We arrived at the island shelf right after nightfall. Ship traffic became heavy and the watch more demanding. Even so visibility in general was good, this night had no moon and full cloud cover. Other vessels could only be detected by their navigation lights. Especially with smaller boats there were few clues for early detection.

South of Sardinia the ship traffic became heavy. Radar helped at night. Many vessels we visually detected before the Radar picked them up.

The last mile into the port of Carloforte I deemed risky for night entry. The ferries run in after nightfall. But they drive this route many times every day.

There is one way, in between many rocks, marked with a magenta line on the chart. There is limited space to port and starboard.
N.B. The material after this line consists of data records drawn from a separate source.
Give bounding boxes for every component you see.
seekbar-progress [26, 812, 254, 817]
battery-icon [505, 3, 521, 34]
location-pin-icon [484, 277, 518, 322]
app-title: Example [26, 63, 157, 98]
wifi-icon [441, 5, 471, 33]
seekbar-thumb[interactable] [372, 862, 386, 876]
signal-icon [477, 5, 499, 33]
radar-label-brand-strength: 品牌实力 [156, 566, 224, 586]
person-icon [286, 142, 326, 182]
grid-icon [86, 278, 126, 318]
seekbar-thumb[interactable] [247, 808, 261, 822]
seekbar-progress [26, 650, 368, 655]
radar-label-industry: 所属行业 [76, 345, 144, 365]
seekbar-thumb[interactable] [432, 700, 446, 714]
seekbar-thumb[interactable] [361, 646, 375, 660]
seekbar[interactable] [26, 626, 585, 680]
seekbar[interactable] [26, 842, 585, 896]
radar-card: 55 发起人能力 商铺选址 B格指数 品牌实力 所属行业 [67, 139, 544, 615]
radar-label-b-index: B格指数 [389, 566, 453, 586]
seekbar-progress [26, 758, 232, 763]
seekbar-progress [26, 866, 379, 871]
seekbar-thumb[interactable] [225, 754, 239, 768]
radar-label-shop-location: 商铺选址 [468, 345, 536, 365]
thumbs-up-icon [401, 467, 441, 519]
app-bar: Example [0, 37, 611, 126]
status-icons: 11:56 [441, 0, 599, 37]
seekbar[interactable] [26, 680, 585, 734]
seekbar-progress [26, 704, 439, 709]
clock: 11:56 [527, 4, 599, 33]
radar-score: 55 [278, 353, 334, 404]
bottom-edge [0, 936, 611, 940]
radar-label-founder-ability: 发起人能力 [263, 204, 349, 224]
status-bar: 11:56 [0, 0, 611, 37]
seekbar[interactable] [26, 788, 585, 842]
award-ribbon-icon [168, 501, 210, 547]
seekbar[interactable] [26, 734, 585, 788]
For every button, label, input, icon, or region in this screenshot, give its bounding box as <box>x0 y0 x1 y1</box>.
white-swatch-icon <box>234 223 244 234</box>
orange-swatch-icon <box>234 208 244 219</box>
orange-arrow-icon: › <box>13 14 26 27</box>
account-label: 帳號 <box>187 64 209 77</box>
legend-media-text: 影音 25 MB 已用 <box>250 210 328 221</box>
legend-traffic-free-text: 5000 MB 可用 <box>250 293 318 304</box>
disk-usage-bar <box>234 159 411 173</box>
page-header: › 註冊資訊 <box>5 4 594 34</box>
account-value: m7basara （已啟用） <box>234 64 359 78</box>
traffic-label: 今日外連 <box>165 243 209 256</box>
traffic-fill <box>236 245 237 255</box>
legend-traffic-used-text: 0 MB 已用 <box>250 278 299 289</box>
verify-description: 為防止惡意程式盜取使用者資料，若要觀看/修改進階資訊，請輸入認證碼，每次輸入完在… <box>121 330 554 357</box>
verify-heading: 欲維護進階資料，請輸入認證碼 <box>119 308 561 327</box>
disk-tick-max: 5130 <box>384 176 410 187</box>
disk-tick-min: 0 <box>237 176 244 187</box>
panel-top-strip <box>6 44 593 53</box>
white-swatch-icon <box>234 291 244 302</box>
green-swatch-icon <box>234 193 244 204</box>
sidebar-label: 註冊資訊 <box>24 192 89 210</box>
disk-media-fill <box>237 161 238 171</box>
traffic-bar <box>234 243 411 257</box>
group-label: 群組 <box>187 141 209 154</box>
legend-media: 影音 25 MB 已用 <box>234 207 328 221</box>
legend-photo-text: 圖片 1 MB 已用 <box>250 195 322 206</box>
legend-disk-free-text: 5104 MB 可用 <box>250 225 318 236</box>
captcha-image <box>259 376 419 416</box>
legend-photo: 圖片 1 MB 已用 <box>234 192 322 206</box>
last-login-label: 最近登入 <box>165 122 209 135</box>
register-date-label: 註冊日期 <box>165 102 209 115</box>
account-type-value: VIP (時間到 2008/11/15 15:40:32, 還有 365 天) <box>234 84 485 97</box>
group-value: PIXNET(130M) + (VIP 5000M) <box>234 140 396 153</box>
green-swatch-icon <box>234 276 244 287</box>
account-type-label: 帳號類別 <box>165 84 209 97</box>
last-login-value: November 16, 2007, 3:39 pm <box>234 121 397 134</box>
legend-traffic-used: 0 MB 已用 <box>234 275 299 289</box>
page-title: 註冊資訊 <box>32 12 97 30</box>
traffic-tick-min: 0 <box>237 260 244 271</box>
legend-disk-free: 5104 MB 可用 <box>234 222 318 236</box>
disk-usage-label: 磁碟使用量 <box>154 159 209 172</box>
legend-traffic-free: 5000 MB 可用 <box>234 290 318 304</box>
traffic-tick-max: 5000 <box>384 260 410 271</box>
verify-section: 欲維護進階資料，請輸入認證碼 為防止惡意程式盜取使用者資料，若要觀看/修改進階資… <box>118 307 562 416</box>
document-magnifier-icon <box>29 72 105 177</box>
While most of the underwater obstructions are supposedly deeper than our draft, who am I to try and find out if the charts are really accurate. Two black yellow cardinal markers are shown below in the picture. They only exist on the chart. Not on the water.

July 13 0730h Docked in Carloforte.
330nm in 2 days and 19 hours, lots of engine hours and no white sharks.

LUNARA in Carloforte

Arrival Prosecco

Ah yes, (waiting) the obligatory docking Prosecco.